As photographers, most of us are always on the lookout for new personal projects and sometimes these come completely unexpected and naturally.
Let’s first go back a few months in time. Last February, I received a review copy of the X100V from Fujifilm Middle East. Probably the best-looking Fujifilm camera ever made, which quickly has become my “desert island” camera. Something you take with you wherever you go. Dare I say, even sometimes to the toilet!
The plan was during the month of March to take the fifth iteration of the X100 series, on my trips around the world as an airline pilot; but it turned out completely different. While I normally try to use gear for a minimum of 2 to 4 weeks for a gear review, it ended up being more than 3 months before I could even physically return the camera!
Somewhere mid-March 2020 we woke up in a different world, realizing overnight a strange kind of “war” had been declared. An unknown enemy, called Covid-19, started dictating the rules and new words like: social distancing, flattening the curve and being in lockdown, became part of our daily vocabulary. It felt a bit like the calm before a mega-storm was about to hit. Schools were closing, home teaching settled in; those who could, started teleworking. While birds were enjoying their quiet new freedom, we airline pilots, had our own wings clipped and were put into “cages”, called home.
The only thing we had in abundance was time. Time to think, reflect and reconsider what we had been taking for granted for all those years. Most photographers started documenting live at home but maybe there was an opportunity to do something else? Luckily, we were still allowed to go out for short walks around the neighbourhood for the first couple of weeks. I caught myself avoiding eye-contact with others. Almost like one could be infected by looking at somebody passing by. While keeping my eyes on the ground, I started noticing all the items left behind by our fellow human beings. Initially it was a bunch of plastic kid’s toys left in a play yard, but as the walks became more remote, I ended up on a piece of fallow land which used to be a construction site. And this is where it all started!
The toys made place for gloves, building tools and empty oil cans. It felt like a scene from a war movie, in which workers fled for an imminent missile attack.
Living in a desert environment, sand tends to cover items quite quickly but recent rains had made them surface again. Like nature was trying to tell us; “I do not want to deal with your crap!”
While I was looking through the images, during the actual hard lockdown, I realized that the body of work started to feel like a new short-term project; “Left behind – out of sight, out of mind”, was born!
Once the lockdown measures had somewhat been loosened, I did return for a few more “Left behind walks”. To my own surprise I kept on finding more and more items; underwear, shoes, a fire extinguisher, a collection of rusty screws, broken window glass, sets of keys and countless other things.
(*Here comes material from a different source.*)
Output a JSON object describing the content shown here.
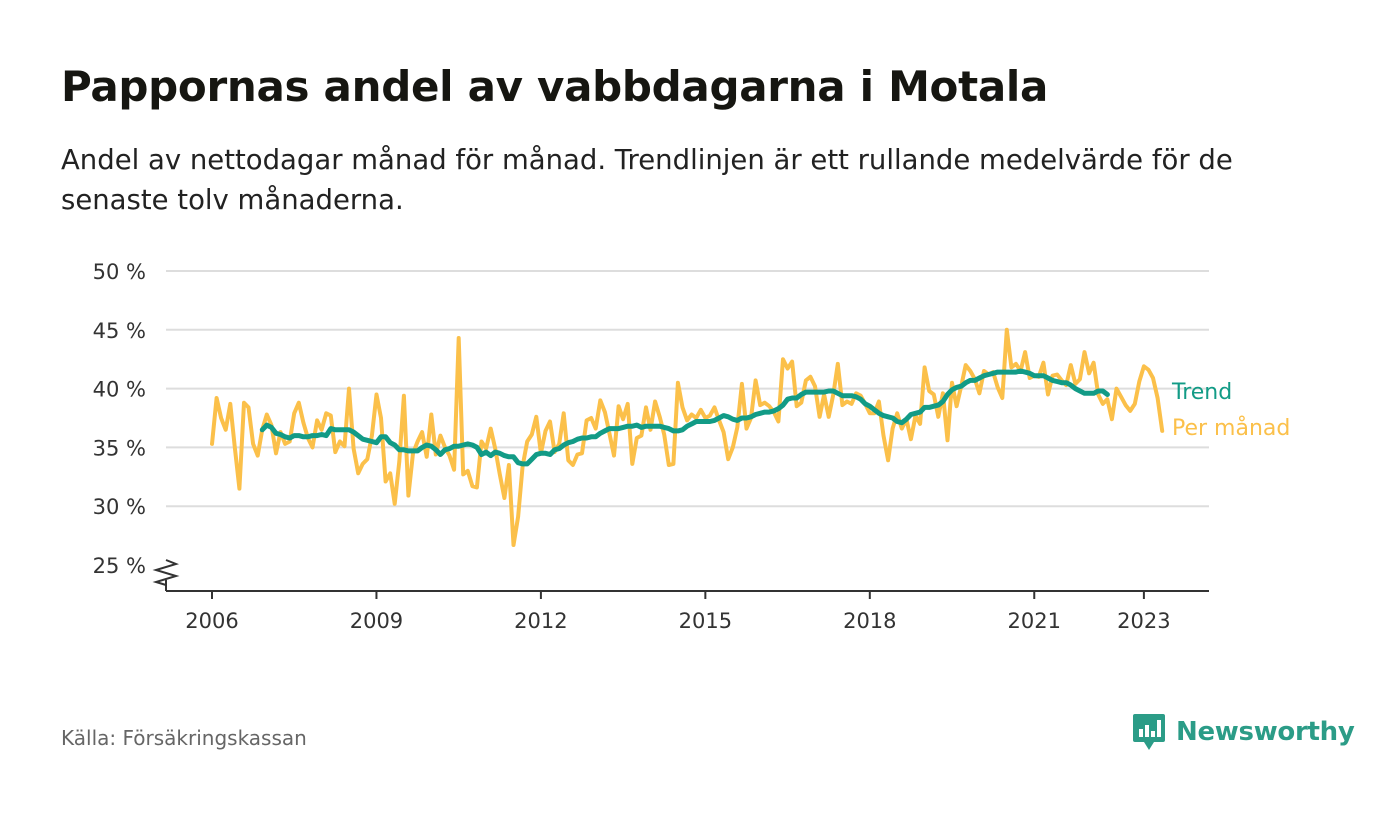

Eventually the collection grew to more than 200 items of which about half have ended up in a self-published Blurb book called “Left Behind”. For me a (short term) project is only complete once it is bundled in printed format.
While posting some sample images online, the comments coming in were varied; from “Interesting project” and “Why are you photographing waste?” to, “Are you living on a waste dump?” The answer to the last one, is obviously “No I’m not”; the others you can fill in yourselves.
Now, back to the X100V. In the past, I’ve resisted buying an X100 because of the quality of the lens at close focus distance, especially when shooting wide open. Some call it, “character”, I personally have never been a fan of it. Well, the newly developed 23mm f2 lens on the “V” (Roman character 5) does not disappoint and is very sharp across the full aperture range. As I didn’t want to be seen as the weirdo photographing waste, having a small and unobtrusive camera like the X100 turned out to be perfect for this type of work. Consistently in a project like this is important; something that the fixed lens was easily able to achieve. Often shooting low to the ground, the tilt screen was also very welcome. The project is for me pure “documentary photography”, so none of the items found were touched or moved. All images were shot using the new Classic Negative Film Simulation and are “Straight Out Of Camera” (SOOC) with minimal to no post-processing. Pleased to say that no pixels have been harmed in the process!
Living in a society where some count on others to clean up their own mess, it is my hope that projects like this will create more awareness and hopefully make people think twice before getting rid of things irresponsibly. Remember, “Waste is only waste, if you waste it”.